C’est un moyen de s’exprimer.
Le camp, malgré sa réputation de forme d’auto‑dérision, peut être un outil politique efficace pour les communautés marginalisées. Des chercheurs soutiennent qu’il est en réalité le moyen le plus pertinent d’exprimer une identité rejetée par la société dominante. En combinant humour, androgynie, esthétique, artifice et extravagance, il peut créer un sentiment de communauté propre à l’expérience camp.
Dans son article pionnier « Notes on Camp », Susan Sontag distingue deux types de camp : intentionnel et involontaire. Le camp délibéré se caractérise par un mélange d’exagération, de kitsch et d’artifice stylistique. À l’inverse, le camp involontaire mêle humour et sincérité.
Le camp est une esthétique queer issue de la communauté LGBT. En réaction à la marginalisation et à l’oppression sociales, il a permis à des hommes gays d’exprimer leurs aspects perçus comme féminins ou efféminés. De nos jours, des auteurs de talent comme Maurizio Cattelan, John Waters et Grayson Perry s’en inspirent.
C’est une forme d’insoumission.
Depuis 1909, l’idée de camp incarne la flamboyance et la théâtralité. Elle a été particulièrement prisée par des hommes gays, qui l’ont utilisée pour subvertir les notions conventionnelles de masculinité. Le camp inclut des performances de drag et des films cultes comme The Rocky Horror Picture Show. En recourant à la fabrication et à l’artifice pour s’opposer aux discriminations, il devient aussi un moyen de résister aux limites culturelles répressives.

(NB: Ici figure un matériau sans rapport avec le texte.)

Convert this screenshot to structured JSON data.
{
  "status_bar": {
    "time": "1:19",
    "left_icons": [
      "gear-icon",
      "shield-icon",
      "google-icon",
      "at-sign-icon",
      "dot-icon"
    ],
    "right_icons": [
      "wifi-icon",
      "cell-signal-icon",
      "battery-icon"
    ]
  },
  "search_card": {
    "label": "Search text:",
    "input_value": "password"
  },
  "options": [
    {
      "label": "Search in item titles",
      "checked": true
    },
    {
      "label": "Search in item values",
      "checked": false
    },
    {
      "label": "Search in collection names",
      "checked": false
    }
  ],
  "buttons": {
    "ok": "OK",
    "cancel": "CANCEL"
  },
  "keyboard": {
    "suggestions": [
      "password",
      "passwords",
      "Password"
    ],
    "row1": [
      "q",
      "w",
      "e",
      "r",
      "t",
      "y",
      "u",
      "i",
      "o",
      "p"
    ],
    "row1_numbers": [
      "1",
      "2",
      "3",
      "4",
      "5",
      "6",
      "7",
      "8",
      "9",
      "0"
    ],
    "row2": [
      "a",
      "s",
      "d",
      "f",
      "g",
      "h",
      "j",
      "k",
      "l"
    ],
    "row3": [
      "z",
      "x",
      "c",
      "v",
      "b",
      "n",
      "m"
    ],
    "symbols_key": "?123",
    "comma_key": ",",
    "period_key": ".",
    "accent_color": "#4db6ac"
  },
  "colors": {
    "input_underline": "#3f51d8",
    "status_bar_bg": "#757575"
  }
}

Des universitaires ont élargi la notion de camp au‑delà de la culture populaire. Par exemple, ils ont établi des liens entre le camp et les déchets matériels ainsi que la culture dite « trash ». On parle aussi de « high camp », caractérisé par la performance expérimentale et des vêtements avant‑gardistes.

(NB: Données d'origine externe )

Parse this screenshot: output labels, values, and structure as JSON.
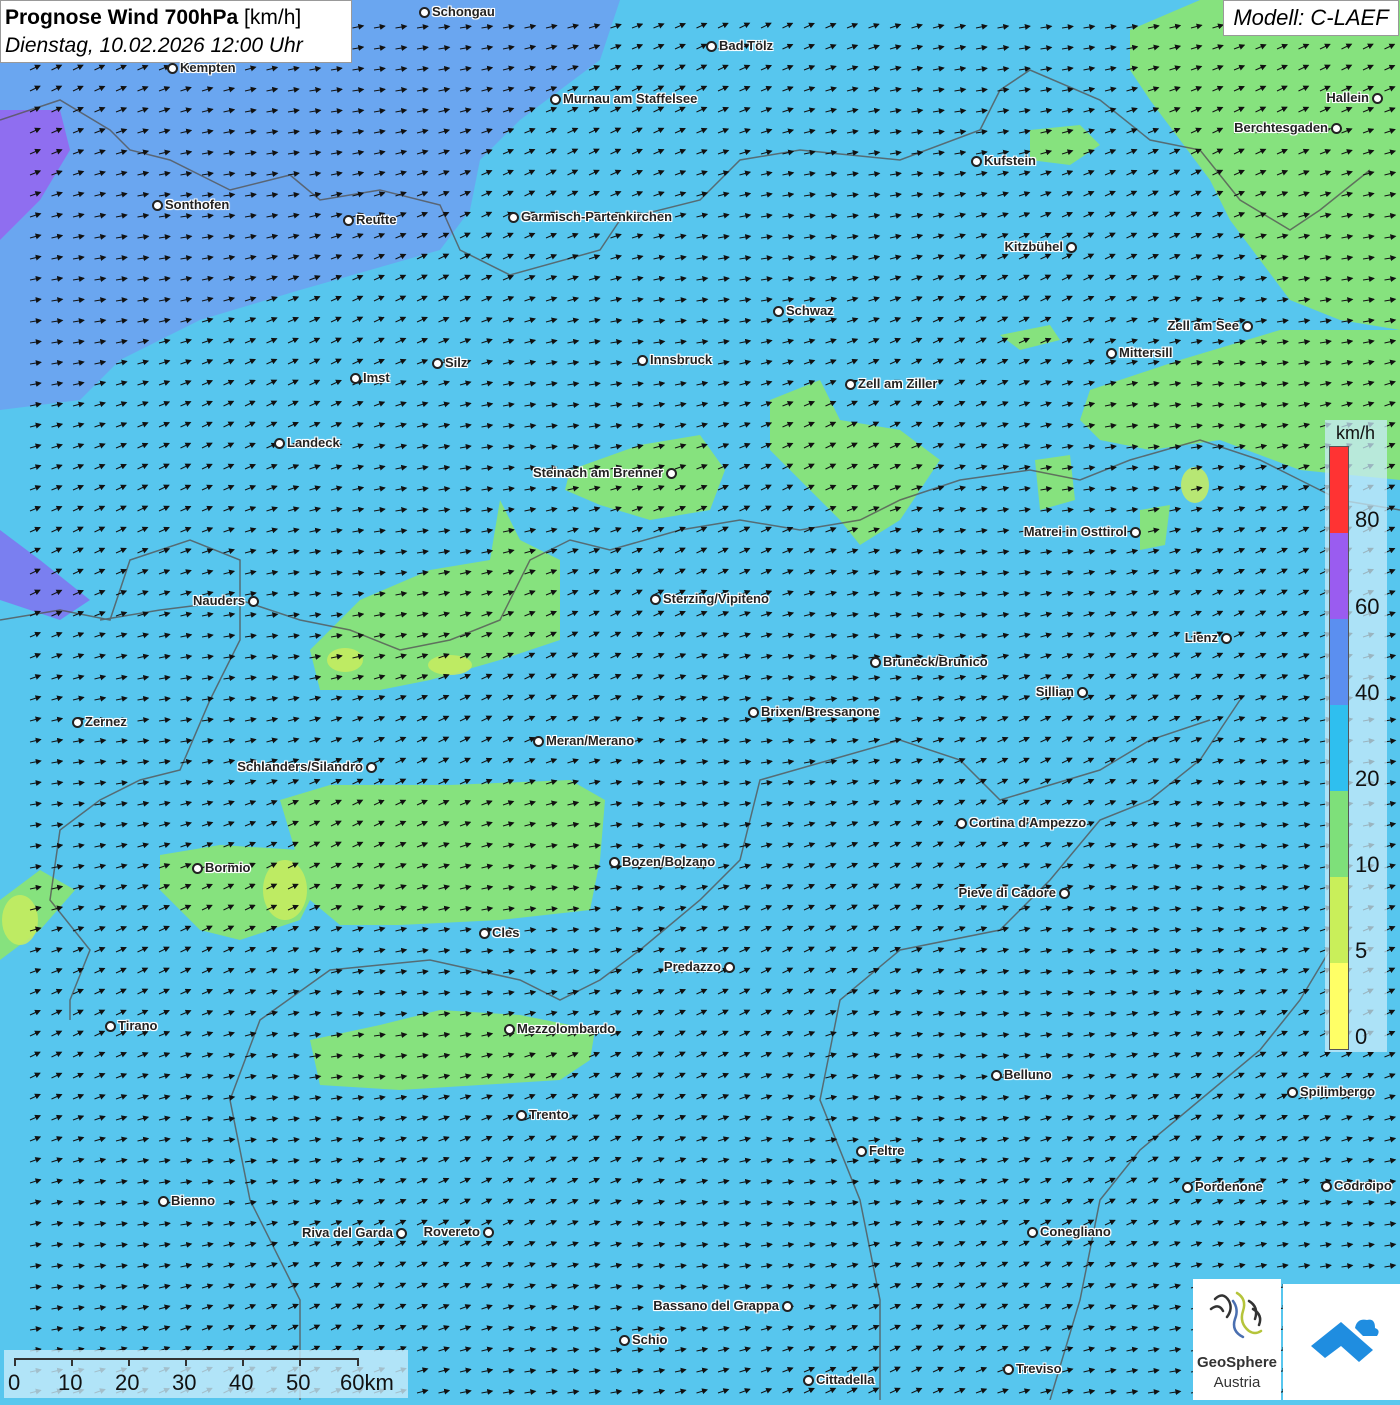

C’est une forme de défi et de résistance face au stéréotype passif et docile que la société impose. Par conséquent, adopter une esthétique camp pour s’exprimer peut être très gratifiant. Avant d’utiliser le camp comme mode de protestation, il y a toutefois quelques éléments à considérer.
C’est une activité agréable.
Le camp est un moyen de découverte de soi et de détente, en plus d’être divertissant. Il aide les enfants à développer des compétences socio‑émotionnelles en les exposant à divers environnements, à des emplois du temps flexibles et à un groupe de pairs varié. En leur permettant d’affronter des revers raisonnables et des déceptions, il contribue aussi à leur résilience et à leur confiance en soi.

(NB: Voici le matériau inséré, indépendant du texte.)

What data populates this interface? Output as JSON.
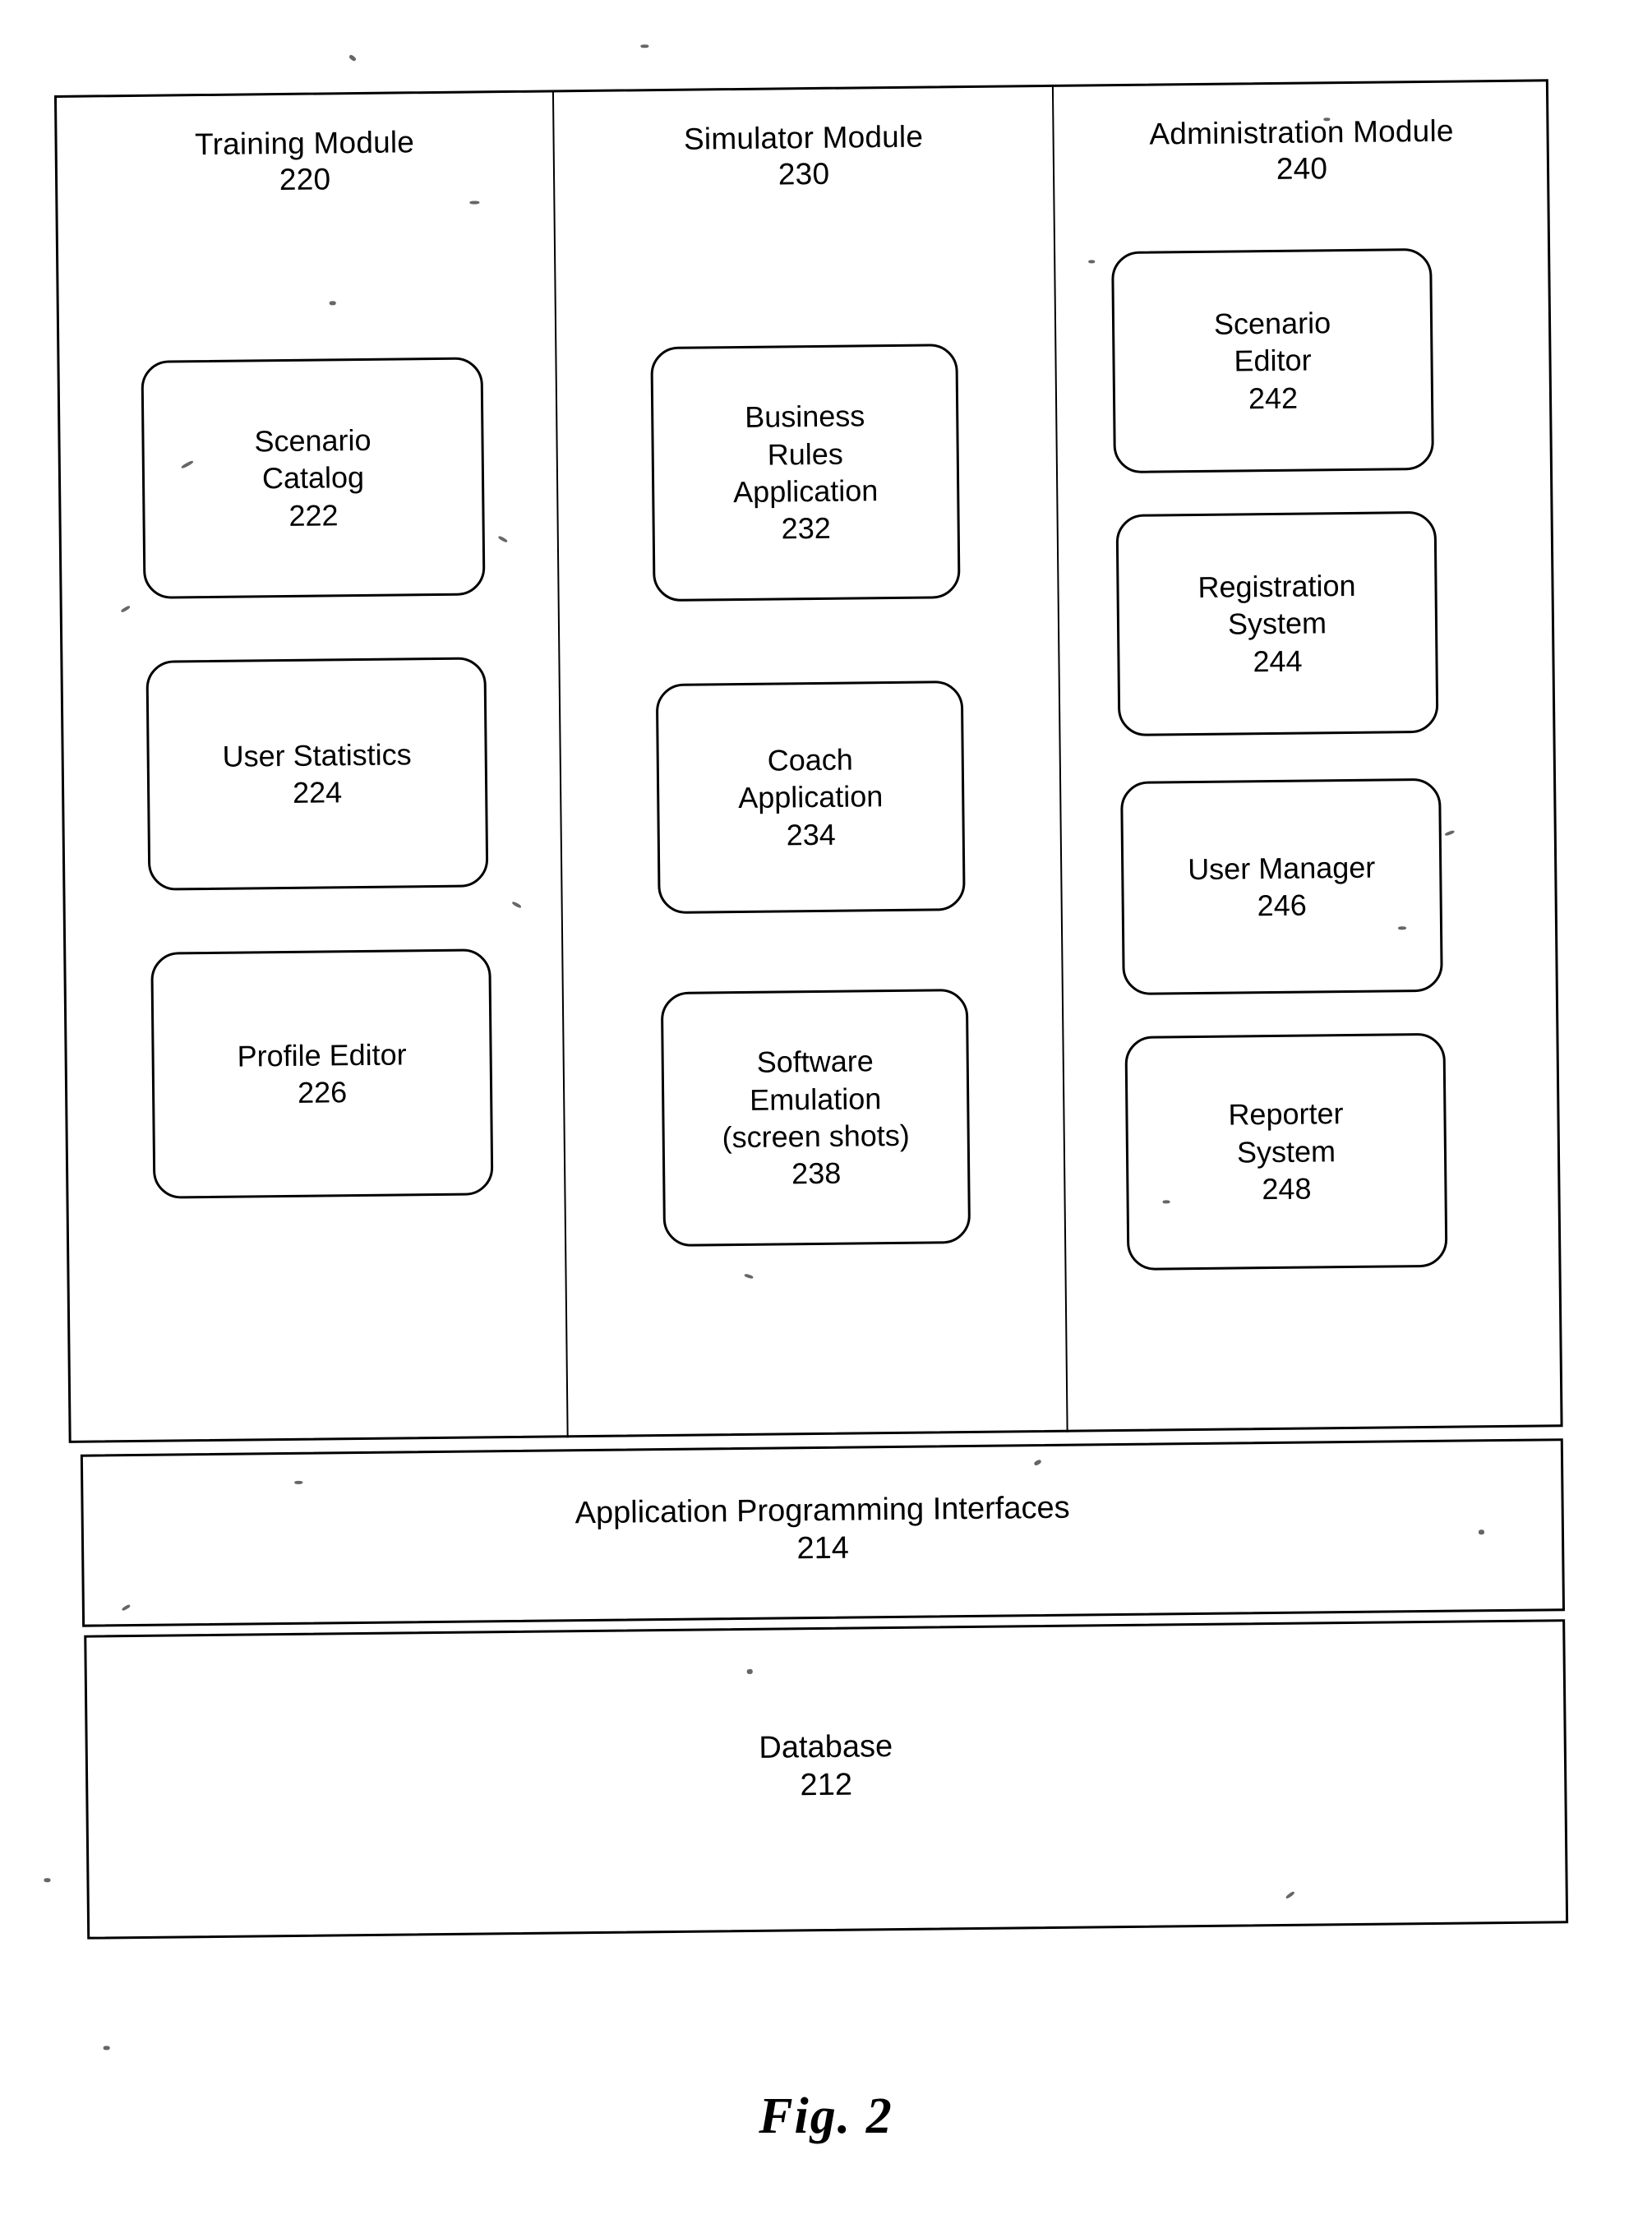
{
  "figure": {
    "caption": "Fig. 2"
  },
  "modules": [
    {
      "name": "Training Module",
      "ref": "220",
      "components": [
        {
          "lines": [
            "Scenario",
            "Catalog"
          ],
          "ref": "222"
        },
        {
          "lines": [
            "User Statistics"
          ],
          "ref": "224"
        },
        {
          "lines": [
            "Profile Editor"
          ],
          "ref": "226"
        }
      ]
    },
    {
      "name": "Simulator Module",
      "ref": "230",
      "components": [
        {
          "lines": [
            "Business",
            "Rules",
            "Application"
          ],
          "ref": "232"
        },
        {
          "lines": [
            "Coach",
            "Application"
          ],
          "ref": "234"
        },
        {
          "lines": [
            "Software",
            "Emulation",
            "(screen shots)"
          ],
          "ref": "238"
        }
      ]
    },
    {
      "name": "Administration Module",
      "ref": "240",
      "components": [
        {
          "lines": [
            "Scenario",
            "Editor"
          ],
          "ref": "242"
        },
        {
          "lines": [
            "Registration",
            "System"
          ],
          "ref": "244"
        },
        {
          "lines": [
            "User Manager"
          ],
          "ref": "246"
        },
        {
          "lines": [
            "Reporter",
            "System"
          ],
          "ref": "248"
        }
      ]
    }
  ],
  "bands": [
    {
      "name": "Application Programming Interfaces",
      "ref": "214"
    },
    {
      "name": "Database",
      "ref": "212"
    }
  ],
  "colors": {
    "ink": "#000000",
    "paper": "#ffffff"
  }
}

L’essai de Susan Sontag de 1964, « Notes on Camp », a fait connaître le sujet au grand public. Elle y a listé cinquante‑huit traits de cette théâtralité nouvelle, audacieuse et satirique, et l’a reliée à la communauté LGBT.
Aujourd’hui, le camp est de plus en plus répandu. L’image camp reste actuelle, que ce soit grâce à RuPaul’s Drag Race, à la reprise à Broadway de Hedwig and the Angry Inch, ou à l’essor de maisons de mode opulentes comme Gucci. Et même s’il n’est plus aussi explicitement LGBT qu’autrefois, le camp continue d’utiliser humour, androgynie, esthétique, exagération et ironie pour subvertir les normes sociales. Il demeure une tactique de résistance pour les groupes sous‑représentés.
C’est une manière de transmettre des idées politiques.
Malgré l’affirmation de Sontag selon laquelle Oscar Wilde aurait inventé le camp, celui‑ci est devenu un aspect fondamental de la culture queer et est souvent utilisé comme moyen de protestation et d’expression politique. On le retrouve dans divers films et programmes, notamment RuPaul’s Drag Race, une émission de téléréalité, et Pink Flamingos, réalisé par John Waters en 1972. De plus, de nombreux artistes ont présenté des œuvres inspirées du camp, parmi eux Tony Oursler, Jim Shaw et Mike Kelley.
Même s’il peut être difficile de classer des images comme camp, l’artifice stylisé, le kitsch assumé et l’exagération ludique sont des caractéristiques qui les distinguent. Il combine fréquemment humour, nostalgie et ironie. C’est un style provocateur, souvent mal interprété. Les personnes LGBTQ l’ont réellement utilisé comme tactique de résistance pour reconquérir des espaces sociaux et culturels qui leur étaient refusés. C’est un moyen de favoriser les liens et le sentiment de communauté. Les communautés queer l’ont aussi utilisé pour protester contre des entreprises et des gouvernements perçus comme oppressifs.